You sound like you are saying you should have went buck wild and found any man to have a kid with. The only thing you did was not base your situation on a reality. Getting married, going to school and getting a job are all of the right things to do. It is all a matter of who and how you go about it. Pull yourself together. Someone once told me, you can't always have it all. It is rare for a woman to get everything she wants in life, not saying you should compromise, but the perfect this and that in everything is not always possible. You simply made some choices that took you farther away from what you were trying to accomplish, in having a child.

Specializes in Psych, Corrections, Med-Surg, Ambulatory.
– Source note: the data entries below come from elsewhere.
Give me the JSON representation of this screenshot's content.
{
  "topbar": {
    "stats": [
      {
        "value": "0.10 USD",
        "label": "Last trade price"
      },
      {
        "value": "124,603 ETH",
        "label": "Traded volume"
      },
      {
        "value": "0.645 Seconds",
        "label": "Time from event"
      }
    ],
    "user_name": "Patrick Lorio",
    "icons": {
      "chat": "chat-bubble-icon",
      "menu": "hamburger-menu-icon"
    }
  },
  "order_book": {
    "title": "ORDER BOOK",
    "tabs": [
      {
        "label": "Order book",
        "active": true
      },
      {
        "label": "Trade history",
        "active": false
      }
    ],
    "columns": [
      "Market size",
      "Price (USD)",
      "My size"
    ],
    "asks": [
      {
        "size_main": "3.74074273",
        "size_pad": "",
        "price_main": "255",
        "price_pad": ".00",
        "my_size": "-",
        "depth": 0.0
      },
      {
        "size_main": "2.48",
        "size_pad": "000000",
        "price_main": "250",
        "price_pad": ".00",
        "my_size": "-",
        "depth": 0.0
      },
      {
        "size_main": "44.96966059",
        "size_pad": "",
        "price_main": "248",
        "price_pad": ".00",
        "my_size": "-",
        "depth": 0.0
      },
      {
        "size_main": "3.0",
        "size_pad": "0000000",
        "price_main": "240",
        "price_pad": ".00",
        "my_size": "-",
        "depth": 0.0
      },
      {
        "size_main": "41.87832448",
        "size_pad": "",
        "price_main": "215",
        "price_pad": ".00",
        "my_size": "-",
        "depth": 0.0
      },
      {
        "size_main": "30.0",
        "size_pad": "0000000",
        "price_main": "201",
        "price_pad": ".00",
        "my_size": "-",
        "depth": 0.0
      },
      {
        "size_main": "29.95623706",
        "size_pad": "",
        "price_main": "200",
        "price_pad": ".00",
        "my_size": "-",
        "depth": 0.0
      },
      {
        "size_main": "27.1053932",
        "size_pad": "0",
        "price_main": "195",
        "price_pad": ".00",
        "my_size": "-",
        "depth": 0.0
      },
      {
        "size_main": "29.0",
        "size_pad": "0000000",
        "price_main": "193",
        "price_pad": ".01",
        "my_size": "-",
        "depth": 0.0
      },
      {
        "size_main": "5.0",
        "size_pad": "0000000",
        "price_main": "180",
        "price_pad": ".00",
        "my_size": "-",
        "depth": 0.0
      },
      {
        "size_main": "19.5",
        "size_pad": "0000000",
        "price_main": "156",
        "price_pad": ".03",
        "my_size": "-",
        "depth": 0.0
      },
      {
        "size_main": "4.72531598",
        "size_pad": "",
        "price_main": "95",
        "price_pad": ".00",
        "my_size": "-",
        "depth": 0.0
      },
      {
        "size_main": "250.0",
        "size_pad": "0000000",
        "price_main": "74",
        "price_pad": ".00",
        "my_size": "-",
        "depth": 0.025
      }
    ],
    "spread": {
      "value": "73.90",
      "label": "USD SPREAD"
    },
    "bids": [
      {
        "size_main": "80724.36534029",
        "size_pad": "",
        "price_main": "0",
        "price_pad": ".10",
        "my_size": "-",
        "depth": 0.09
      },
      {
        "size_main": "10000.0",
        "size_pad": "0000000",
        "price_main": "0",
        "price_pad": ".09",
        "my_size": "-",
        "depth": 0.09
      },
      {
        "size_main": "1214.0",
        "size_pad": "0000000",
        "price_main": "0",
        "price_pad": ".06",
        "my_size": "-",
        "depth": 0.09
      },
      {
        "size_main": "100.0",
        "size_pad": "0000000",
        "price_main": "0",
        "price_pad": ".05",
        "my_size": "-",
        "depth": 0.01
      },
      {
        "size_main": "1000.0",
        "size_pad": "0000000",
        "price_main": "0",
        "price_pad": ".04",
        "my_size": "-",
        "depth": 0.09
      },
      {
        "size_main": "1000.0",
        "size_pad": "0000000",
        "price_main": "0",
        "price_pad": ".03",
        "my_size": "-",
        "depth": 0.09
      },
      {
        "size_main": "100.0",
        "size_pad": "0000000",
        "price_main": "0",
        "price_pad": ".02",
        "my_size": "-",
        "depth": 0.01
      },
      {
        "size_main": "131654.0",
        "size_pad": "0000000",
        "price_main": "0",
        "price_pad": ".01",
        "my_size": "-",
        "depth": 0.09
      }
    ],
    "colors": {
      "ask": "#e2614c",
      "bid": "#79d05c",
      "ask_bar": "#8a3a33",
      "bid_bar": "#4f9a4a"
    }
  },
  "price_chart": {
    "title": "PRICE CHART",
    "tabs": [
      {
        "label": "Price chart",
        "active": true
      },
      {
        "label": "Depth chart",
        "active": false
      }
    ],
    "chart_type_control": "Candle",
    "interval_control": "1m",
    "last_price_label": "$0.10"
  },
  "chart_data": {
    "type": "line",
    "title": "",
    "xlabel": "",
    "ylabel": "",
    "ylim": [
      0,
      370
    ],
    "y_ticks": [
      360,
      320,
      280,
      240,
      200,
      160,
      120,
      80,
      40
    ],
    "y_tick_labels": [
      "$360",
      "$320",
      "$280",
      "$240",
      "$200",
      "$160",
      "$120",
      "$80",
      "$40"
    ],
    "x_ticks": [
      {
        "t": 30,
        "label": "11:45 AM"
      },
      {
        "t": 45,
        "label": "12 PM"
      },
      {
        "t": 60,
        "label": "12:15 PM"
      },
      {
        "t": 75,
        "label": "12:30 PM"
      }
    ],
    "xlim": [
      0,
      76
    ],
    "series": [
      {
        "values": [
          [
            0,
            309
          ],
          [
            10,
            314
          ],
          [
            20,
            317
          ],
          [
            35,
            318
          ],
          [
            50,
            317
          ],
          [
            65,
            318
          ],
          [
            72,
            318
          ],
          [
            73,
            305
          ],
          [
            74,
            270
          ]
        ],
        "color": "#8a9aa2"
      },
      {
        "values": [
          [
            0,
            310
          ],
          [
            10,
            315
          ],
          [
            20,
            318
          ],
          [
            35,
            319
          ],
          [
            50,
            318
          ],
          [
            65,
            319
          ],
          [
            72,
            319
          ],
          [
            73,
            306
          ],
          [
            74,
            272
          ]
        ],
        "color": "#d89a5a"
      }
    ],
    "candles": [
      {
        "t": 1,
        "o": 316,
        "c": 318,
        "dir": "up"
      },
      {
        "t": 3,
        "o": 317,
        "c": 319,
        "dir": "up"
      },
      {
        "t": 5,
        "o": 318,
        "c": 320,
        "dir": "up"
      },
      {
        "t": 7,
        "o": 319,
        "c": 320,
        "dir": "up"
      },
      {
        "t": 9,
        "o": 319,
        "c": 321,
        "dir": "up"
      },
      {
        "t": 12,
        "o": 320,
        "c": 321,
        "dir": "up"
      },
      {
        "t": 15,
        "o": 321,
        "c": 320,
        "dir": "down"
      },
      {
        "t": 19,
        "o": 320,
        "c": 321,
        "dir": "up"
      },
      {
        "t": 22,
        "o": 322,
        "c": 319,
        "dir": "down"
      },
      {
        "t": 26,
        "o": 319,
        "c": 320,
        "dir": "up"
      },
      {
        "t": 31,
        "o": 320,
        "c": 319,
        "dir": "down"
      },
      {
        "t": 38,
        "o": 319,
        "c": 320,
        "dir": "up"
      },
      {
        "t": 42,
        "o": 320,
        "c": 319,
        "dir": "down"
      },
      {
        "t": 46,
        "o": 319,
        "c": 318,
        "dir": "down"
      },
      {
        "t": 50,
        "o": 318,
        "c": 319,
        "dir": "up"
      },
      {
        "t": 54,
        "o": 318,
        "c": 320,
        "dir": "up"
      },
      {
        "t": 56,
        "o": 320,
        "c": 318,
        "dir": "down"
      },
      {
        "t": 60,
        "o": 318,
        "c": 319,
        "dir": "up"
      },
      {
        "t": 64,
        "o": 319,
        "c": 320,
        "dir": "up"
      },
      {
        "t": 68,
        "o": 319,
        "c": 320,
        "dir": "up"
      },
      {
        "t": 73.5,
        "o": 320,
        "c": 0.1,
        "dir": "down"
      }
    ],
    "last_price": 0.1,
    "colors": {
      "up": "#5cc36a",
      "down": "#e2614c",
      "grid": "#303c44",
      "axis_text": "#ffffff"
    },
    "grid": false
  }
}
At this point I'm thinking: is there any way you can take some time off just to think for a bit? You have a strong desire for something, and a husband and career that do not support this. More than anything you need a bit of breathing space so you can get some clarity.

I wish you well.

Specializes in Surgical Specialty Clinic - Ambulatory Care.
3 hours ago, Workitinurfava said:

You sound like you are saying you should have went buck wild and found any man to have a kid with. The only thing you did was not base your situation on a reality. Getting married, going to school and getting a job are all of the right things to do. It is all a matter of who and how you go about it. Pull yourself together. Someone once told me, you can't always have it all. It is rare for a woman to get everything she wants in life, not saying you should compromise, but the perfect this and that in everything is not always possible. You simply made some choices that took you farther away from what you were trying to accomplish, in having a child.

I do believe I should have gone buck wild and found any man to father a kid with. My purpose in putting myself through school, finding a good partner, and continuously dealing with a career that sucks my soul dry was the goal of supporting family of my own. To be the kind of person that I could role model to my children to. Without the children there is no point in continuing to any of it. I don’t want it all, I want something for all this effort that I can give a *** about. I don’t even come close to having it all. I love my husband and he is my friend, but my husband is not the love of my life. The love of my life is married to someone else. I don’t love being a nurse, it was not ‘a calling’ for me. At one point in my life I liked people, my dad had diabetes and I wanted to understand his illness better, and my friend was going to nursing school. That is how I became a nurse. I don’t give a *** about other people’s children. Not that I wish them a poor life or anything. But people love their kids and have a tendency to micromanage non parent interactions...I am an Aunt and my own sister won’t allow me to even slightly admonished (not spanking, not pushing, just telling them no when they like write on the wall or something) her kids due to she doesn’t feel like I do it appropriately. You can’t have a relationship with children you can’t be yourself with without fear that someone is going to take that interaction away because they don’t approve of your point of view. This is also kind of why adoption or fostering does not read into something that would work well for me. If birth parents don’t have to have a home inspection and take parenting classes, then it really doesn’t make sense to put people through that kind of scrutiny if they are wanting to open their home to parent an orphan. A background check, sure, much else, not really. I really don’t know what I wrote to make you think ‘I want it all’. I’ve made a lot of compromises to get this close to having a family to have it not work out. And the statement, “ It is all about who and how you go about it.” Is how I got here. That is the whole point. It doesn’t matter who and how you go about it. I did everything in my power to who and how about it the best possible way and I don’t have anything I care for to show for it. So what was the point?